Well, it has been quite the semester. From the moment I entered the class, I knew I would like it. Even though there were some topics that I was not fully in agreement with, I feel that I actually learned quite a bit. As a future educator, I want to open my mind to all of these ideas we discussed in this class to further my understanding, empathy, and compassion for not only these ideas, but for my future students. From our very first video, “Love Has No Labels,” to the discussion of how one cannot simply determine one’s ethnicity by looking at them, I feel that my own view of representation has expanded and became more welcoming. My blogs over the semester, especially my self-stories, have helped me realize different normative narratives and more about myself and vulnerability. Thank you Vivian for the great class
This week we had the reconciliation event in our classroom. Unfortunately, I had to leave early due to my bus but I was still there from 7 to 10. I spoke about a Residential School survivor named Jane Linklater who suffered from abuse and depression. Others spoke about other survivors that they chose, and did creative projects. I think the main thing I learned during the Reconciliation Event was healing, and how many of these survivors are focusing on healing themselves and their families. Many recognize that this has affected their families and they are doing their best to fix that. The females who had children said that their past has affected their parenting but they do love their children and want what is best for them. The biggest lesson that I learned from this is also included in my quotes from my creative project. This lesson is healing and forgiveness, which is a huge step in Reconciliation.

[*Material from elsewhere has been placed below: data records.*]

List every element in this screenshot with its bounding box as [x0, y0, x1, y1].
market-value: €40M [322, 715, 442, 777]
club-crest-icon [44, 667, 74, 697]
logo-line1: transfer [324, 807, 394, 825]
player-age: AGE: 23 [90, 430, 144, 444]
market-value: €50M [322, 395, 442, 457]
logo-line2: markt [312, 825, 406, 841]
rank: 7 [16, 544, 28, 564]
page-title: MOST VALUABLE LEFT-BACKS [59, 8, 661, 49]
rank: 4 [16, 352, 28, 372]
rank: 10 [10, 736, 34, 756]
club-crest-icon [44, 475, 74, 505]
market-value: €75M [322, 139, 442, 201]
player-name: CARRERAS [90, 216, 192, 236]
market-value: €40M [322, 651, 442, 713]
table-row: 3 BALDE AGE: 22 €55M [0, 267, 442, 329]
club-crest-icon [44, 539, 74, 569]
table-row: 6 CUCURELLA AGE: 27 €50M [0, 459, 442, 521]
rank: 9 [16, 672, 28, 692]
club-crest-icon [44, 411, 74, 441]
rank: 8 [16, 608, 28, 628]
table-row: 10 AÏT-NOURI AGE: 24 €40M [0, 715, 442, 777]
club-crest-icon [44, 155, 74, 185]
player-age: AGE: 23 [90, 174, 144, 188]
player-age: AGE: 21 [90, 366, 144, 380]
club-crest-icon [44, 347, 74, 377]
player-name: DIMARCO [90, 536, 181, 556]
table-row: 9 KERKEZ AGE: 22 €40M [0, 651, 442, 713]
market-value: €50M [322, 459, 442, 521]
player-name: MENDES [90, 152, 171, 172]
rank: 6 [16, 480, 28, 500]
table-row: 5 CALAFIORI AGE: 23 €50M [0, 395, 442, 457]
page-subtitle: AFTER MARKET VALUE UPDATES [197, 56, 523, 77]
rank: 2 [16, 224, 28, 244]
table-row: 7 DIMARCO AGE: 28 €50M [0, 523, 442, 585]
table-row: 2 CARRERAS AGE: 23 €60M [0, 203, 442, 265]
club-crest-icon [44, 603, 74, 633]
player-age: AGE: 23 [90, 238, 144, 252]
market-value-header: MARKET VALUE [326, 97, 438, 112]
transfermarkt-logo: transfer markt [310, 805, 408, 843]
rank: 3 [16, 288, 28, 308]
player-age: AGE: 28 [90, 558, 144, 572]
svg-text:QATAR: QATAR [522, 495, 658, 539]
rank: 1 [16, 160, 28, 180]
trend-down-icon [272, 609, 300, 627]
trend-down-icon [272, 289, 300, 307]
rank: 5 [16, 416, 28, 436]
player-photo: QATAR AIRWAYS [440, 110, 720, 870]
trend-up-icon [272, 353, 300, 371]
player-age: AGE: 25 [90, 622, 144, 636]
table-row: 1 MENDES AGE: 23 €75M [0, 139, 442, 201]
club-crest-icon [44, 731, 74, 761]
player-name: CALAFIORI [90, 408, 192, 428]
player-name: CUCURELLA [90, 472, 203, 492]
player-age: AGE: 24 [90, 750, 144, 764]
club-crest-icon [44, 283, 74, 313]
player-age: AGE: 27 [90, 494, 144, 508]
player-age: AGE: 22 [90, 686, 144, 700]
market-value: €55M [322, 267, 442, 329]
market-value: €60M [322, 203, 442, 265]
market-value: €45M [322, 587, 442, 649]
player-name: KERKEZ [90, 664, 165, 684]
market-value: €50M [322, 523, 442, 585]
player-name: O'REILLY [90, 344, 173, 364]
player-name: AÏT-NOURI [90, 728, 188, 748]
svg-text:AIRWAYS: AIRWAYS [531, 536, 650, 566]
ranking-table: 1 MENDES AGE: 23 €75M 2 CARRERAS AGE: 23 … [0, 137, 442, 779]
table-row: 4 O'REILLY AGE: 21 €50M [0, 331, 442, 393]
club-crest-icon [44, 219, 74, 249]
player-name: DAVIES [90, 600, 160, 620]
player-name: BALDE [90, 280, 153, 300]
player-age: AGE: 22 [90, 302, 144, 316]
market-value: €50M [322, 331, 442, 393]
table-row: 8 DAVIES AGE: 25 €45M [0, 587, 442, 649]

Today we had a guest speaker, who discussed the topic of sexuality. He began with a really great warmup introduction where we had to identify our gender and where we stand on the spectrum of masculinity, femininity, and androgynous peoples. I put that I am a female and I fall between androgynous and feminine. I think the warmup really presented his good method of teaching, therefore I like his teaching style. Afterward, we began to discuss various ways to define oneself, such as cisgender, pansexual, and bisexual. We discussed at our tables about how belittling people who identify under any of these terms can be harmful and discussed our beliefs if there should be a class taught about these topics. To conclude, I believe that I learned a bit more information on sexuality and identity, and possibly a good method of teaching.